Hall Weeps as She Is Chided, Praises North

From Reuters

Fawn Hall, who helped shred Iran-Contra documents as Oliver L. North’s secretary, burst into tears on the witness stand twice today, first as the judge told her to shut up and again as she praised her ex-boss.

“He was an excellent person to work for,” Hall testified in a quavering voice under defense questioning at North’s trial. “He was never lazy or self-serving.”

Asked by North’s attorney Brendan Sullivan to describe her friendship with the North family, she began: “I met (North’s wife) Betsy and his four kids in Easter of 1983.” Then she began to weep and Sullivan asked for a brief recess.

It was the second time in the day that Hall halted court proceedings with tears and it marked one of the rare instances in which the dry criminal trial replayed some of the dramatic pro-North emotion that swirled around Congress’ televised Iran-Contra hearings two years ago.


Hall, a glamorous blonde who became one of the media stars of the original scandal investigation, was called as a prosecution witness to buttress charges that North had run a cover-up of efforts to sell arms to Iran and divert profits to Nicaragua’s Contra rebels.

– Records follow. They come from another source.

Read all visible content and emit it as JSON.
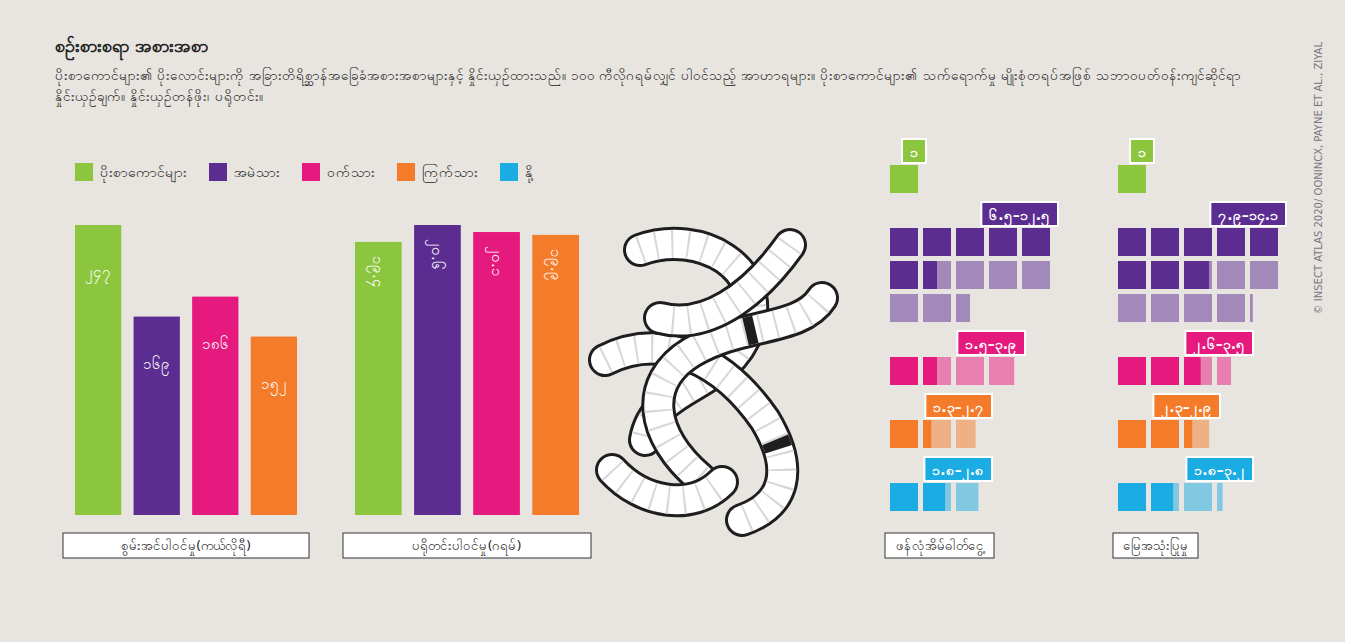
{
  "title": "စဉ်းစားစရာ အစားအစာ",
  "subtitle": "ပိုးစာကောင်များ၏ ပိုးလောင်းများကို အခြားတိရိစ္ဆာန်အခြေခံအစားအစာများနှင့် နှိုင်းယှဉ်ထားသည်။ ၁၀၀ ကီလိုဂရမ်လျှင် ပါဝင်သည့် အာဟာရများ။ ပိုးစာကောင်များ၏ သက်ရောက်မှု မျိုးစုံတရပ်အဖြစ် သဘာဝပတ်ဝန်းကျင်ဆိုင်ရာ နှိုင်းယှဉ်ချက်။ နှိုင်းယှဉ်တန်ဖိုး၊ ပရိုတင်း။",
  "source": "© INSECT ATLAS 2020/ OONINCX, PAYNE ET AL., ZIYAL",
  "chart_data": [
    {
      "type": "bar",
      "x_label": "စွမ်းအင်ပါဝင်မှု(ကယ်လိုရီ)",
      "categories": [
        "ပိုးစာကောင်များ",
        "အမဲသား",
        "ဝက်သား",
        "ကြက်သား"
      ],
      "colors": [
        "#8cc63f",
        "#5c2d91",
        "#e6197e",
        "#f47b2a"
      ],
      "values": [
        247,
        169,
        186,
        152
      ],
      "value_labels": [
        "၂၄၇",
        "၁၆၉",
        "၁၈၆",
        "၁၅၂"
      ],
      "ylim": [
        0,
        247
      ],
      "data_labels": true,
      "tick_labels": false
    },
    {
      "type": "bar",
      "x_label": "ပရိုတင်းပါဝင်မှု(ဂရမ်)",
      "categories": [
        "ပိုးစာကောင်များ",
        "အမဲသား",
        "ဝက်သား",
        "ကြက်သား"
      ],
      "colors": [
        "#8cc63f",
        "#5c2d91",
        "#e6197e",
        "#f47b2a"
      ],
      "values": [
        19.4,
        20.6,
        20.1,
        19.9
      ],
      "value_labels": [
        "၁၉.၄",
        "၂၀.၆",
        "၂၀.၁",
        "၁၉.၉"
      ],
      "ylim": [
        0,
        20.6
      ],
      "data_labels": true,
      "tick_labels": false
    },
    {
      "type": "waffle",
      "x_label": "ဖန်လုံအိမ်ဓါတ်ငွေ့",
      "categories": [
        "ပိုးစာကောင်များ",
        "အမဲသား",
        "ဝက်သား",
        "ကြက်သား",
        "နို့"
      ],
      "colors": [
        "#8cc63f",
        "#5c2d91",
        "#e6197e",
        "#f47b2a",
        "#1aace3"
      ],
      "values": [
        1,
        6.5,
        1.5,
        1.3,
        1.8
      ],
      "values_high": [
        null,
        12.5,
        3.9,
        2.7,
        2.8
      ],
      "value_labels": [
        "၁",
        "၆.၅–၁၂.၅",
        "၁.၅–၃.၉",
        "၁.၃–၂.၇",
        "၁.၈–၂.၈"
      ],
      "data_labels": true,
      "tick_labels": false,
      "legend": "top-left"
    },
    {
      "type": "waffle",
      "x_label": "မြေအသုံးပြုမှု",
      "categories": [
        "ပိုးစာကောင်များ",
        "အမဲသား",
        "ဝက်သား",
        "ကြက်သား",
        "နို့"
      ],
      "colors": [
        "#8cc63f",
        "#5c2d91",
        "#e6197e",
        "#f47b2a",
        "#1aace3"
      ],
      "values": [
        1,
        7.9,
        2.6,
        2.3,
        1.8
      ],
      "values_high": [
        null,
        14.1,
        3.5,
        2.9,
        3.2
      ],
      "value_labels": [
        "၁",
        "၇.၉–၁၄.၁",
        "၂.၆–၃.၅",
        "၂.၃–၂.၉",
        "၁.၈–၃.၂"
      ],
      "data_labels": true,
      "tick_labels": false
    }
  ]
}
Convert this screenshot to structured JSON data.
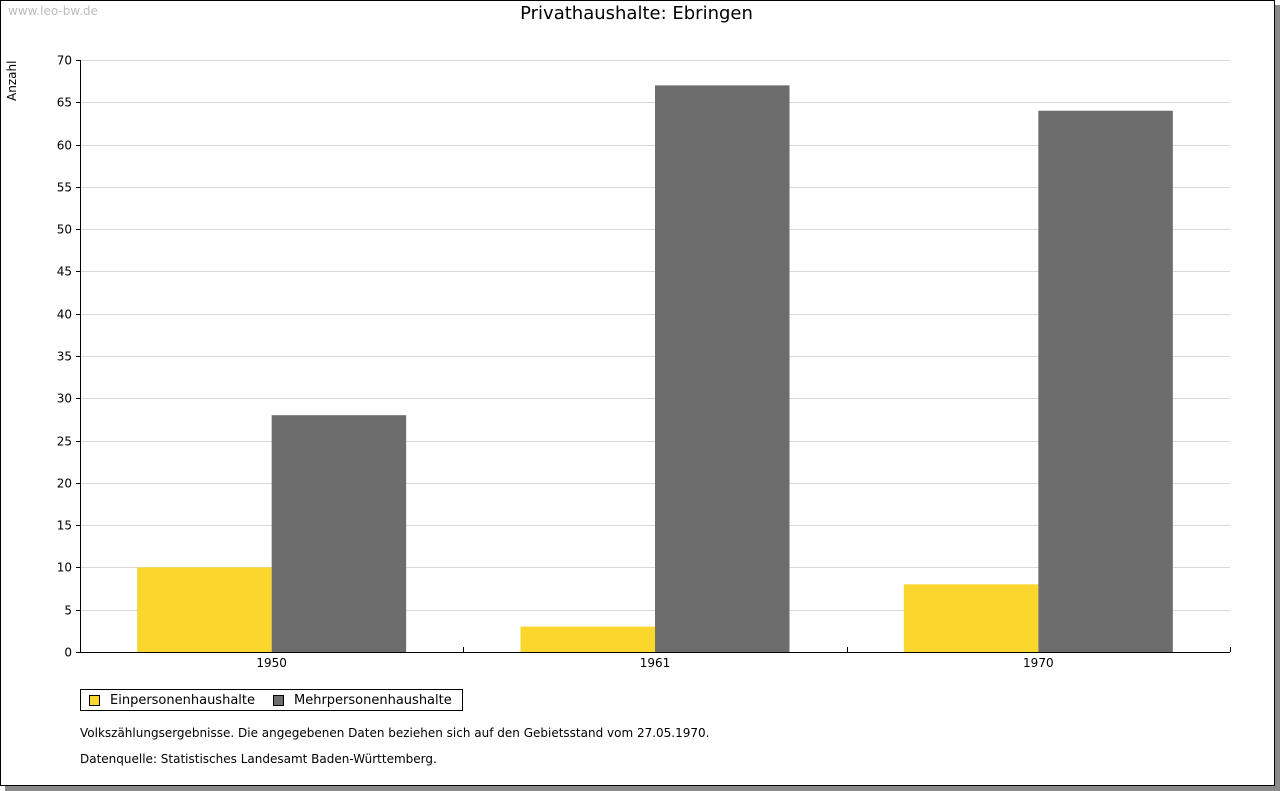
{
  "watermark": "www.leo-bw.de",
  "colors": {
    "series_1": "#fbd62d",
    "series_2": "#6d6d6d",
    "grid": "#d9d9d9",
    "axis": "#000000"
  },
  "chart_data": {
    "type": "bar",
    "title": "Privathaushalte: Ebringen",
    "xlabel": "",
    "ylabel": "Anzahl",
    "categories": [
      "1950",
      "1961",
      "1970"
    ],
    "series": [
      {
        "name": "Einpersonenhaushalte",
        "values": [
          10,
          3,
          8
        ]
      },
      {
        "name": "Mehrpersonenhaushalte",
        "values": [
          28,
          67,
          64
        ]
      }
    ],
    "ylim": [
      0,
      70
    ],
    "yticks": [
      0,
      5,
      10,
      15,
      20,
      25,
      30,
      35,
      40,
      45,
      50,
      55,
      60,
      65,
      70
    ],
    "grid": true,
    "legend_position": "bottom-left"
  },
  "notes": {
    "line1": "Volkszählungsergebnisse. Die angegebenen Daten beziehen sich auf den Gebietsstand vom 27.05.1970.",
    "line2": "Datenquelle: Statistisches Landesamt Baden-Württemberg."
  }
}
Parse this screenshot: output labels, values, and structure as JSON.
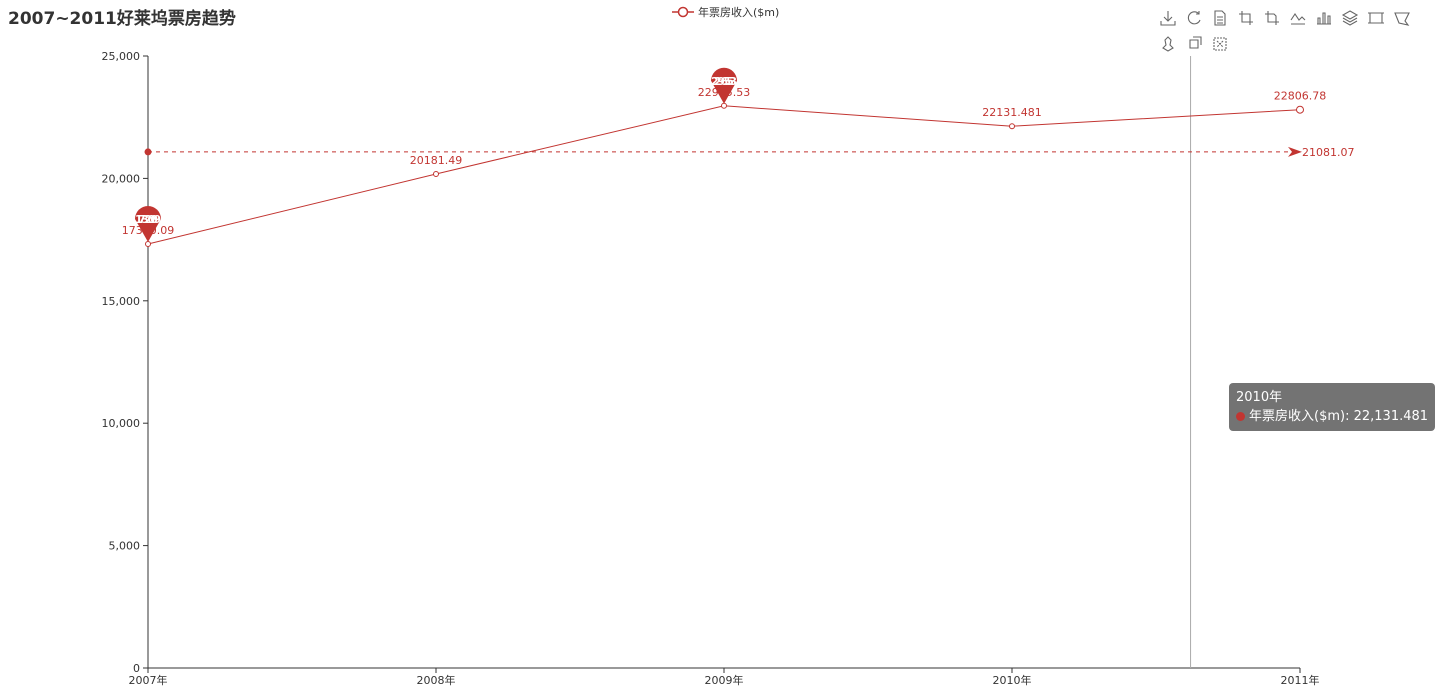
{
  "title": "2007~2011好莱坞票房趋势",
  "legend": {
    "label": "年票房收入($m)"
  },
  "colors": {
    "series": "#c23531",
    "axis": "#333333",
    "tooltip_bg": "#505050"
  },
  "toolbox": {
    "icons": [
      "download-icon",
      "refresh-icon",
      "data-view-icon",
      "crop-icon",
      "crop-alt-icon",
      "line-chart-icon",
      "bar-chart-icon",
      "stack-icon",
      "rect-select-icon",
      "polygon-select-icon",
      "lasso-select-icon",
      "brush-keep-icon",
      "brush-clear-icon"
    ]
  },
  "chart_data": {
    "type": "line",
    "title": "2007~2011好莱坞票房趋势",
    "categories": [
      "2007年",
      "2008年",
      "2009年",
      "2010年",
      "2011年"
    ],
    "series": [
      {
        "name": "年票房收入($m)",
        "values": [
          17320.09,
          20181.49,
          22965.53,
          22131.481,
          22806.78
        ]
      }
    ],
    "point_labels": [
      "17320.09",
      "20181.49",
      "22965.53",
      "22131.481",
      "22806.78"
    ],
    "ylim": [
      0,
      25000
    ],
    "yticks": [
      0,
      5000,
      10000,
      15000,
      20000,
      25000
    ],
    "ytick_labels": [
      "0",
      "5,000",
      "10,000",
      "15,000",
      "20,000",
      "25,000"
    ],
    "mark_points": [
      {
        "type": "min",
        "category": "2007年",
        "value": 17320.09,
        "label": "17320.09"
      },
      {
        "type": "max",
        "category": "2009年",
        "value": 22965.53,
        "label": "22965.53"
      }
    ],
    "mark_line": {
      "type": "average",
      "value": 21081.07,
      "label": "21081.07"
    },
    "axis_pointer_category": "2010年",
    "grid": false
  },
  "tooltip": {
    "title": "2010年",
    "series": "年票房收入($m)",
    "value": "22,131.481"
  }
}
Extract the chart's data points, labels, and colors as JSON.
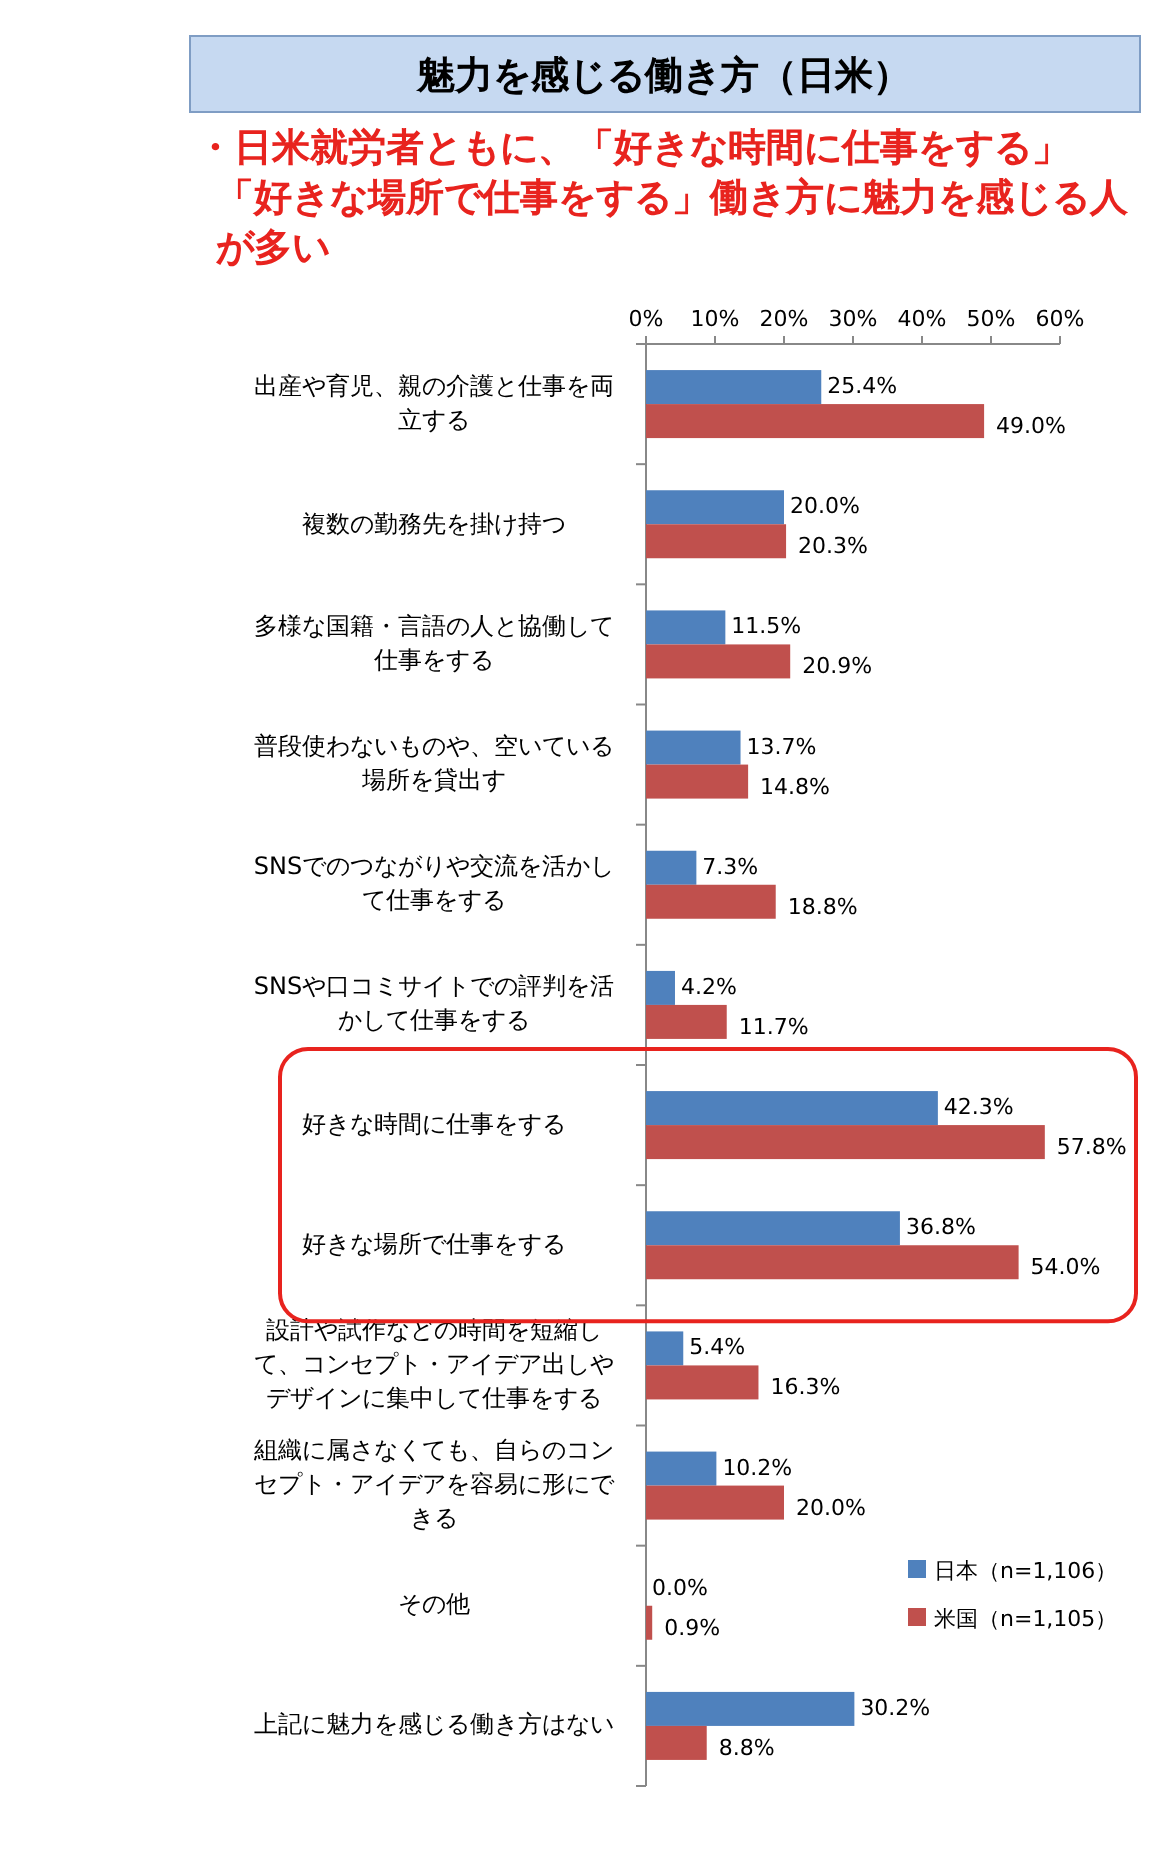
{
  "chart_data": {
    "type": "bar",
    "orientation": "horizontal",
    "title": "魅力を感じる働き方（日米）",
    "subtitle": "・日米就労者ともに、「好きな時間に仕事をする」「好きな場所で仕事をする」働き方に魅力を感じる人が多い",
    "categories": [
      "出産や育児、親の介護と仕事を両立する",
      "複数の勤務先を掛け持つ",
      "多様な国籍・言語の人と協働して仕事をする",
      "普段使わないものや、空いている場所を貸出す",
      "SNSでのつながりや交流を活かして仕事をする",
      "SNSや口コミサイトでの評判を活かして仕事をする",
      "好きな時間に仕事をする",
      "好きな場所で仕事をする",
      "設計や試作などの時間を短縮して、コンセプト・アイデア出しやデザインに集中して仕事をする",
      "組織に属さなくても、自らのコンセプト・アイデアを容易に形にできる",
      "その他",
      "上記に魅力を感じる働き方はない"
    ],
    "series": [
      {
        "name": "日本（n=1,106）",
        "color": "#4f81bd",
        "values": [
          25.4,
          20.0,
          11.5,
          13.7,
          7.3,
          4.2,
          42.3,
          36.8,
          5.4,
          10.2,
          0.0,
          30.2
        ],
        "value_labels": [
          "25.4%",
          "20.0%",
          "11.5%",
          "13.7%",
          "7.3%",
          "4.2%",
          "42.3%",
          "36.8%",
          "5.4%",
          "10.2%",
          "0.0%",
          "30.2%"
        ]
      },
      {
        "name": "米国（n=1,105）",
        "color": "#c0504d",
        "values": [
          49.0,
          20.3,
          20.9,
          14.8,
          18.8,
          11.7,
          57.8,
          54.0,
          16.3,
          20.0,
          0.9,
          8.8
        ],
        "value_labels": [
          "49.0%",
          "20.3%",
          "20.9%",
          "14.8%",
          "18.8%",
          "11.7%",
          "57.8%",
          "54.0%",
          "16.3%",
          "20.0%",
          "0.9%",
          "8.8%"
        ]
      }
    ],
    "xlim": [
      0,
      60
    ],
    "xticks": [
      {
        "value": 0,
        "label": "0%"
      },
      {
        "value": 10,
        "label": "10%"
      },
      {
        "value": 20,
        "label": "20%"
      },
      {
        "value": 30,
        "label": "30%"
      },
      {
        "value": 40,
        "label": "40%"
      },
      {
        "value": 50,
        "label": "50%"
      },
      {
        "value": 60,
        "label": "60%"
      }
    ],
    "grid": false,
    "legend": "bottom right"
  }
}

Wearing a demure blue-and-white polka-dot dress and pearls, Hall was clearly torn by her continued devotion to North, whom she had extolled in her 1987 testimony to Congress as a national hero and “every secretary’s dream boss.”

“I hope the good guy will win,” Hall told reporters outside court after her testimony at North’s trial. “It’s tough to be portrayed as a witness for the prosecution when you’re really a witness for the truth.”

Earlier in the day, Hall also shed tears as she tried to interject comments into a discussion between prosecutor John W. Keker and Judge Gerhard A. Gesell about an incident in which she and North had shredded classified Iran-Contra documents as the scandal was becoming public knowledge.


“Please keep your mouth shut while I’m talking,” Gesell barked.

Soon after that, the tearful Hall asked for a break, barely 15 minutes into today’s proceedings.